There is no reason to correct your Fox News brainwashed family members. To even attempt to engage them in meaningful exchanges will probably just harden their terrible opinions. People don’t want to be wrong. And very especially do not want to be proven wrong. Even if Trump blows up the world, his approval rating will probably still be around 33%. Because 33% of people are stubborn, stubborn people. Nothing you say can save these people from their own misinformed, ridiculous opinions. Simply ignore them. 

Staying drunk all day is a really big help. And escaping for drinks to a bar with your real friends while everyone is sleeping off turkey naps is a great way to break away from the waves of nonsense. In bars you can drunkenly plot the revolution. It will make you feel better. The revolution may never come. But at least you tried to drunkenly plan one, that’s all you can ask for.

In this dismal age, words are meaningless. You can tweet whatever you want, they can tweet whatever they want. What really counts is who wins elections. The GOP won some big ones last year. The Dems picked up a few symbolic ones the other day. The real big ones will be next year around this time. How many gerrymandered districts can be unraveled? Whether you win arguments or not with people now is meaningless. You need to enlist the youth, get them on your side. Old people cannot be reasoned with, cannot be argued with. They need to be ignored. They will matter less in the elections to come.

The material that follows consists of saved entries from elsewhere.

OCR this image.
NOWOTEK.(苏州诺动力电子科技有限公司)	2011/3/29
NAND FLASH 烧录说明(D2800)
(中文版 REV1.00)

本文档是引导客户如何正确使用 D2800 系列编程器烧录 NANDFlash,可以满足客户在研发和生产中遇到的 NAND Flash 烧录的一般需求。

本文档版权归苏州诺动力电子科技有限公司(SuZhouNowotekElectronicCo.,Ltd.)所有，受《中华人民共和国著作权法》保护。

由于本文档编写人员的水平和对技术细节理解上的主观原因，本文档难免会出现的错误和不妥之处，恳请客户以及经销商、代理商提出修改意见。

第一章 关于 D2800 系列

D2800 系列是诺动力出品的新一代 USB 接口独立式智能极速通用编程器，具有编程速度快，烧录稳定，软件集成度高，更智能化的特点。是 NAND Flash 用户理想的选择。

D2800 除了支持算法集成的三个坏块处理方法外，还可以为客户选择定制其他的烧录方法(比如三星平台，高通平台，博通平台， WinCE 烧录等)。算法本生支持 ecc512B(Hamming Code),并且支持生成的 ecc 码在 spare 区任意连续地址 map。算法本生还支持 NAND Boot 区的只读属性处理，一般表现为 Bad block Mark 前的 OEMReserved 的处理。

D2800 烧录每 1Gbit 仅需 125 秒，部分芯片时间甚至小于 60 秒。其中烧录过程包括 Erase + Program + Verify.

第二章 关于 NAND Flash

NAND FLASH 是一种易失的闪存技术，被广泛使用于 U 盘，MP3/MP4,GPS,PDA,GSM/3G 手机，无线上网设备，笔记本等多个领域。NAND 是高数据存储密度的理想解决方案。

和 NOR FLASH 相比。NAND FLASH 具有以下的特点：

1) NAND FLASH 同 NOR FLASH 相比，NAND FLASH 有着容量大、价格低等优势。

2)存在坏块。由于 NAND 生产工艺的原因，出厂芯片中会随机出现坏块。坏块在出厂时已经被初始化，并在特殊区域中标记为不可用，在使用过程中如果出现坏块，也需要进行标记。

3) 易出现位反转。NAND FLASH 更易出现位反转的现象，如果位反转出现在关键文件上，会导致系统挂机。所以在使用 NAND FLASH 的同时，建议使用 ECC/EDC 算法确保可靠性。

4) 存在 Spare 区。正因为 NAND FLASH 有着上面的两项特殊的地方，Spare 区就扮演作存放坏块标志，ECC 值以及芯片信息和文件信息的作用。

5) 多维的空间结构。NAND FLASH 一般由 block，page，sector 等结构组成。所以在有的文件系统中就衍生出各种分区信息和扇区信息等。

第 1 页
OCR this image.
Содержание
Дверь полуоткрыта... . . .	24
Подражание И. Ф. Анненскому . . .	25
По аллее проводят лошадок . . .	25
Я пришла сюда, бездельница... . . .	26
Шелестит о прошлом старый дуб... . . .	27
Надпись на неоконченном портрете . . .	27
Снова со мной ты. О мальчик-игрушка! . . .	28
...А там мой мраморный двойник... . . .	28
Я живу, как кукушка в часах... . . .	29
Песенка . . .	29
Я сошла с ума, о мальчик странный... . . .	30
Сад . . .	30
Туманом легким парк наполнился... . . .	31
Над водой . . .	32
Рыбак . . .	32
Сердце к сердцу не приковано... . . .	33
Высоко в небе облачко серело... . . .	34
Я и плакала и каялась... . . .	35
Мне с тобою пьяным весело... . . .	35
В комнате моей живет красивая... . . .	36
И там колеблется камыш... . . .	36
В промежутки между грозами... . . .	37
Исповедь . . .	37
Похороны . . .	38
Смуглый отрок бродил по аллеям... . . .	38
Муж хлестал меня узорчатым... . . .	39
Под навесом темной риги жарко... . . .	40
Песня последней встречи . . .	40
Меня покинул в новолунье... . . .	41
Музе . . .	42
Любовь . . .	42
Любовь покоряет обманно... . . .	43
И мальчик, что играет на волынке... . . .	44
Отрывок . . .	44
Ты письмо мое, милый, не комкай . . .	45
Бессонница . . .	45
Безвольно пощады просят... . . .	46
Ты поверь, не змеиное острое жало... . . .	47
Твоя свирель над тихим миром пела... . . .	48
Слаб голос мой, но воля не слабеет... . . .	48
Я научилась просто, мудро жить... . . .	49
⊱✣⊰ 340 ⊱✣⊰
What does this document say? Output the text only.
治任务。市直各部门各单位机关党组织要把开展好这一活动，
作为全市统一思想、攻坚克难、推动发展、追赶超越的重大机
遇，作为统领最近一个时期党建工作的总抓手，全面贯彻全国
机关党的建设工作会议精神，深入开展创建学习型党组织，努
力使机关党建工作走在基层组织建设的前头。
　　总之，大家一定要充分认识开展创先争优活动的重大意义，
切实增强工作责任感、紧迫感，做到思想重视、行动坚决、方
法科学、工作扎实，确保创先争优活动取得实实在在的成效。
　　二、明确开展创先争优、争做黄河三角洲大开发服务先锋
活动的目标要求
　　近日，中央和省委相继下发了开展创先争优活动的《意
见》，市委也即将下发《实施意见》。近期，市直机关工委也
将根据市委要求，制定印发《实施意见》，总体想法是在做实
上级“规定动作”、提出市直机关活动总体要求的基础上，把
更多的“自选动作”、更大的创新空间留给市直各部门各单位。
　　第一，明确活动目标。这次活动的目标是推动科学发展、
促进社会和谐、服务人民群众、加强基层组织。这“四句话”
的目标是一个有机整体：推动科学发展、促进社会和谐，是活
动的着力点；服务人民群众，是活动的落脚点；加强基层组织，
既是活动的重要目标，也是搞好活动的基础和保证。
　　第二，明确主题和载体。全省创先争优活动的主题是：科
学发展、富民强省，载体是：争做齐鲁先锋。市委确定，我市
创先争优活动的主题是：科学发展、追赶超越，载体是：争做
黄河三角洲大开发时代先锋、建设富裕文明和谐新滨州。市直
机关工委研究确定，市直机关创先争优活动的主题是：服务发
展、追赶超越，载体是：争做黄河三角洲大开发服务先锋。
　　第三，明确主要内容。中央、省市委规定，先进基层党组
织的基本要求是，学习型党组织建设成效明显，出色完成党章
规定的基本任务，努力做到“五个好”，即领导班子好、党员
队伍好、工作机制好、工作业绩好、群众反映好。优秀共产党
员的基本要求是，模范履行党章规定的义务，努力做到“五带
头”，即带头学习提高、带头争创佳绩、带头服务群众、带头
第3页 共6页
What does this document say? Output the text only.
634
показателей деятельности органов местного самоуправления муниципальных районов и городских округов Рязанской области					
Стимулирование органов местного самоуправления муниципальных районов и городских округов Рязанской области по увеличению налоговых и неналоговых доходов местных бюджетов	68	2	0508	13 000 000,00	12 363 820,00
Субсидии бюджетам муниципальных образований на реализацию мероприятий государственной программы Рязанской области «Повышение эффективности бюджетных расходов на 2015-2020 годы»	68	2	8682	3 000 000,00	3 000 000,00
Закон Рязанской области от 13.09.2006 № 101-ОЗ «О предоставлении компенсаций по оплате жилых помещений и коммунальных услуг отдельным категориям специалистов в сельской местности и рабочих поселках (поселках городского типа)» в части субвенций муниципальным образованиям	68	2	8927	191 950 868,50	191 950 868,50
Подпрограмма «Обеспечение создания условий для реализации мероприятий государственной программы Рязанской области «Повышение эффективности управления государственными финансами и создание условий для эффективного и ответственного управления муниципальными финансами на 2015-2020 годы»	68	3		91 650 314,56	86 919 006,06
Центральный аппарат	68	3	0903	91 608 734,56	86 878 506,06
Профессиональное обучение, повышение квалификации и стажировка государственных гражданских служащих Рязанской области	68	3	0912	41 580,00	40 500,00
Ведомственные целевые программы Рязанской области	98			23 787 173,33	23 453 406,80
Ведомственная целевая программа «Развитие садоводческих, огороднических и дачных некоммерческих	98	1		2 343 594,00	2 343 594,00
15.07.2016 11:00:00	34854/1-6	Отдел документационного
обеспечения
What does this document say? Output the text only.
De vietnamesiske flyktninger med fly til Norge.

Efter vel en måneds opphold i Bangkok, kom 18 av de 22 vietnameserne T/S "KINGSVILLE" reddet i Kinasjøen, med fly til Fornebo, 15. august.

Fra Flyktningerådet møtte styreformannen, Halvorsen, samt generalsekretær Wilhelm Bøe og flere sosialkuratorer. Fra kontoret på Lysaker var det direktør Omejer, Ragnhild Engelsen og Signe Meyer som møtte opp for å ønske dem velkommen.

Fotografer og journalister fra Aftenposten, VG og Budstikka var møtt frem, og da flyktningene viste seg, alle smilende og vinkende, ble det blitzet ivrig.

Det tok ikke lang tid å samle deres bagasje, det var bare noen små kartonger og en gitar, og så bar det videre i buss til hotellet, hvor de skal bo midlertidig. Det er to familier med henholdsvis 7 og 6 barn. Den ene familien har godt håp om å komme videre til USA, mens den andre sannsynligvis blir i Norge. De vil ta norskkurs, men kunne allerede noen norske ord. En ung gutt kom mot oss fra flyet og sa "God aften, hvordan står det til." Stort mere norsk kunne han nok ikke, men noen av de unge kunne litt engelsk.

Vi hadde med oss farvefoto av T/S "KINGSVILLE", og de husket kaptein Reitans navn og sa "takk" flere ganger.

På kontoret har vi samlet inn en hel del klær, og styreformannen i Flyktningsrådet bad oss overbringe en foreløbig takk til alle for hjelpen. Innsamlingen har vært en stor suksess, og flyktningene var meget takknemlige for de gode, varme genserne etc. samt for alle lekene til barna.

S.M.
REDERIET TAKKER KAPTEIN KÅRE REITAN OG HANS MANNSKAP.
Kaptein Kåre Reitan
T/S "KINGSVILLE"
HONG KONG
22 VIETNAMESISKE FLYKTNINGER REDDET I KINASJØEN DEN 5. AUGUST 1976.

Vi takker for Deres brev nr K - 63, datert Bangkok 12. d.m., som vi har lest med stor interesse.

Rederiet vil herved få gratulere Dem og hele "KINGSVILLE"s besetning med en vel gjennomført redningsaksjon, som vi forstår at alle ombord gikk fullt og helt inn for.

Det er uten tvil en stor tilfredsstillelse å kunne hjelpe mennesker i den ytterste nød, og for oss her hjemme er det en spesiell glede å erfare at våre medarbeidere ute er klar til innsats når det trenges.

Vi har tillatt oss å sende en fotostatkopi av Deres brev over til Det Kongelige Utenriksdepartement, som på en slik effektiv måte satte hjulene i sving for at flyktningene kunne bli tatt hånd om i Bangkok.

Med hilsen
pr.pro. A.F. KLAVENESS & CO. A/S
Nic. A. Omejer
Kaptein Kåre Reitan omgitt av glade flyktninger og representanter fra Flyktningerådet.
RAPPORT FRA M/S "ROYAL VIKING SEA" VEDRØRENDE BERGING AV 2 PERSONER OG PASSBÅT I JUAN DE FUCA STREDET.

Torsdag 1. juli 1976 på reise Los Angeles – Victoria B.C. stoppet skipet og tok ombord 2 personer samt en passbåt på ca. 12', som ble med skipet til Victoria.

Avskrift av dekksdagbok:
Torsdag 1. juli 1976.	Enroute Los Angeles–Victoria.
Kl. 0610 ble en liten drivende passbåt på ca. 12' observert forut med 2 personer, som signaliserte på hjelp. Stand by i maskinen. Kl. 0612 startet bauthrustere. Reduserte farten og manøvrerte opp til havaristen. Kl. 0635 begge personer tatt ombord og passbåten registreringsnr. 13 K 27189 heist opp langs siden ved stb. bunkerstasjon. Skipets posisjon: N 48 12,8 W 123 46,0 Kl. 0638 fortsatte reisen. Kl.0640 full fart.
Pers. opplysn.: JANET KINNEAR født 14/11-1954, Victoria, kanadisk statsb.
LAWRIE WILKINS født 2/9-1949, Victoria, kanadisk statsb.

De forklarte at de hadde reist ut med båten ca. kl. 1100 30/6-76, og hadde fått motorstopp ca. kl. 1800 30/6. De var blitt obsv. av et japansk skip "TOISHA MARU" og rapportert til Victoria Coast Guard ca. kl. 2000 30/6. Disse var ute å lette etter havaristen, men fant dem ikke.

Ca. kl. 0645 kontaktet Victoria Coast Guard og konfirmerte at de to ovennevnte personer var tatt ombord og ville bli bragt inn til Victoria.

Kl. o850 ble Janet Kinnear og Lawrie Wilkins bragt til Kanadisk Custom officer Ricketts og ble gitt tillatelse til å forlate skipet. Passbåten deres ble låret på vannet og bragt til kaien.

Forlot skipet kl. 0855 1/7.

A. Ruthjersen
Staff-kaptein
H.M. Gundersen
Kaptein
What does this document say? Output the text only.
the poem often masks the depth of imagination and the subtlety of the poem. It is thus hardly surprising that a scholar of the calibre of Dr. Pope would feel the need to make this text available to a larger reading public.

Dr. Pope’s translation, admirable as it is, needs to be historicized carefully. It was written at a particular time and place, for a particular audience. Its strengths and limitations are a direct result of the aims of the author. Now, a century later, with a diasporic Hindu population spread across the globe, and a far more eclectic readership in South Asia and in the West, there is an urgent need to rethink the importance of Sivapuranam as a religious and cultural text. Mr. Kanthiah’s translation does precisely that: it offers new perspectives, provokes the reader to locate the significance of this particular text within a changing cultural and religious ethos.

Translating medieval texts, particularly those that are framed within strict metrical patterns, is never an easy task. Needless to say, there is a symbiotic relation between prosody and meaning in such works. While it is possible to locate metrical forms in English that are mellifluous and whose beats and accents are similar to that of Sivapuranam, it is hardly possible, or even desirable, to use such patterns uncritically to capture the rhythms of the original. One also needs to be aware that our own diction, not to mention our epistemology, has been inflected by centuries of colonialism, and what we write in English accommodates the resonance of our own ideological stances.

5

Cycles in politics come and go. What never changes is how right you are. In the past, we used to have to endure other people’s terrible political opinions. We do not have to. It is not in the Constitution or anything that we have to listen. Only that we have to let them talk. Go right ahead, Fox News is over that way. Blabber away with them about who’s 14 years old or not.

Don’t win arguments, win elections. While they want to gloat, focus all your energy on a plan to get those dudes out of office. That’s all that matters. And that the Lions beat the Vikings. I bet the house on it.

Jim Behrle lives in Jersey City, NJ.